Question

A metal -filament lamp rated at 750W 100V is to be connected in series with a capacitance across a 230V 50Hz supply.Calculate the value of capacitance required. Draw phasor diagram.​

Answer 1

Answer:

pls ask the brainliest person if you want the answer

Answer 2

Answer:

The correct value of the capacitance required will be 96μF.

Explanation:

Let, R should stand-in for the lamp. While the voltage VC across C lags I by 90°, the voltage VR across R is in phase with the current I. The phasor sum of VR and VC yields the final voltage, V.

V² = VR² + VC²

(230)² = (100)² + VC²

VC = 270V

Given that rated current of the lamp = $\frac{750}{100}$

= 7.5A

From equation = 2πfLIm sin(2πft + $\frac{\pi }{2}$)

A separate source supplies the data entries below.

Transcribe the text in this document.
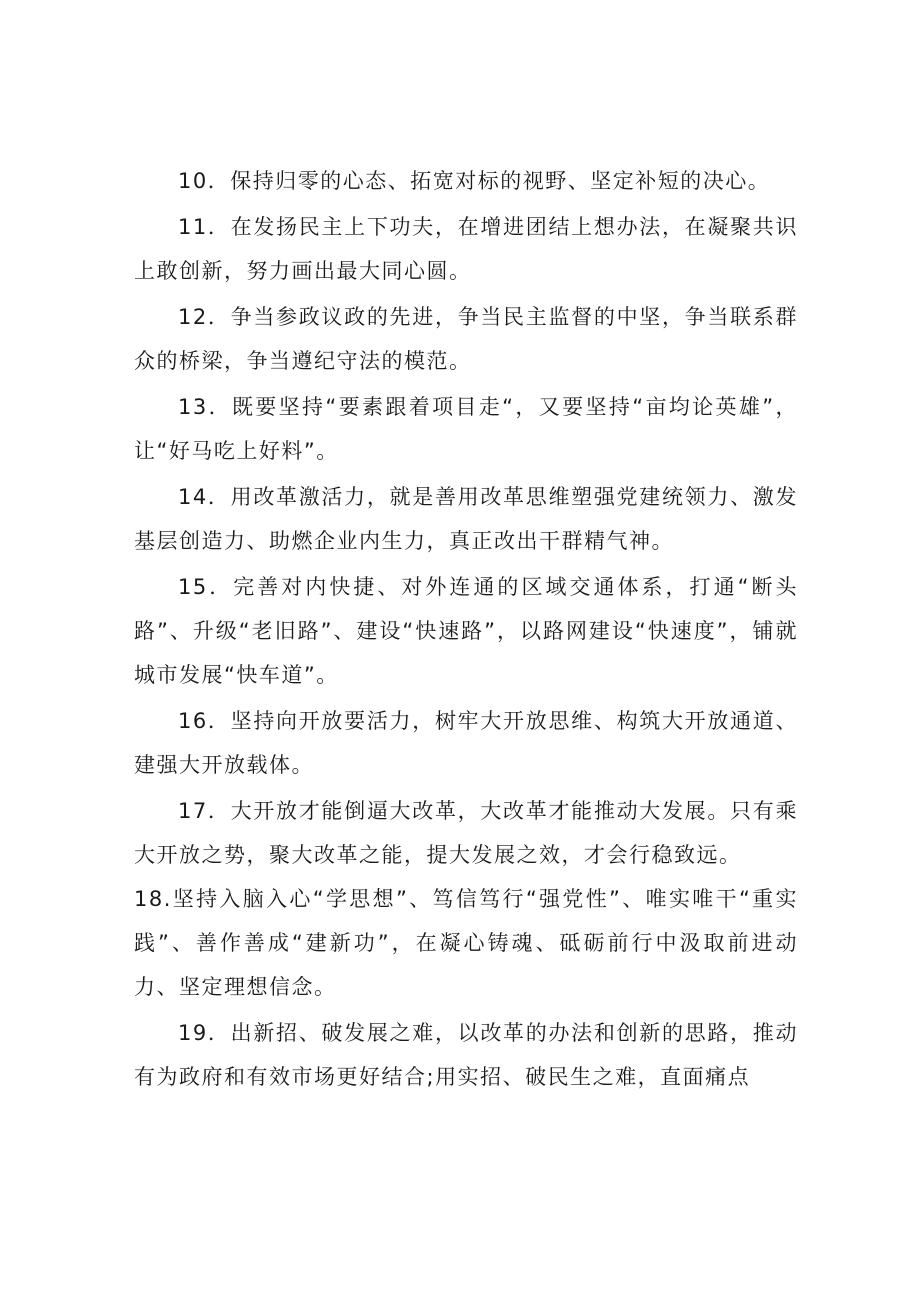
10．保持归零的心态、拓宽对标的视野、坚定补短的决心。

11．在发扬民主上下功夫，在增进团结上想办法，在凝聚共识上敢创新，努力画出最大同心圆。

12．争当参政议政的先进，争当民主监督的中坚，争当联系群众的桥梁，争当遵纪守法的模范。

13．既要坚持“要素跟着项目走“，又要坚持“亩均论英雄”，让“好马吃上好料”。

14．用改革激活力，就是善用改革思维塑强党建统领力、激发基层创造力、助燃企业内生力，真正改出干群精气神。

15．完善对内快捷、对外连通的区域交通体系，打通“断头路”、升级“老旧路”、建设“快速路”，以路网建设“快速度”，铺就城市发展“快车道”。

16．坚持向开放要活力，树牢大开放思维、构筑大开放通道、建强大开放载体。

17．大开放才能倒逼大改革，大改革才能推动大发展。只有乘大开放之势，聚大改革之能，提大发展之效，才会行稳致远。

18.坚持入脑入心“学思想”、笃信笃行“强党性”、唯实唯干“重实践”、善作善成“建新功”，在凝心铸魂、砥砺前行中汲取前进动力、坚定理想信念。

19．出新招、破发展之难，以改革的办法和创新的思路，推动有为政府和有效市场更好结合;用实招、破民生之难，直面痛点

7.5 = 2 × 3.14 × 60 × C × 207

C = 96 × 10⁻⁶F

C = 96μF

The ratio of the maximum charge Q that may be stored in a capacitor to the applied voltage V across its plates is known as the capacitance C of a capacitor. In other terms, according to the formula C = QV, capacitance is the maximum charge that can be held on a device per volt.

Thus, a capacitor's capacitance measures how much electricity it can store per unit of the voltage applied across its plates.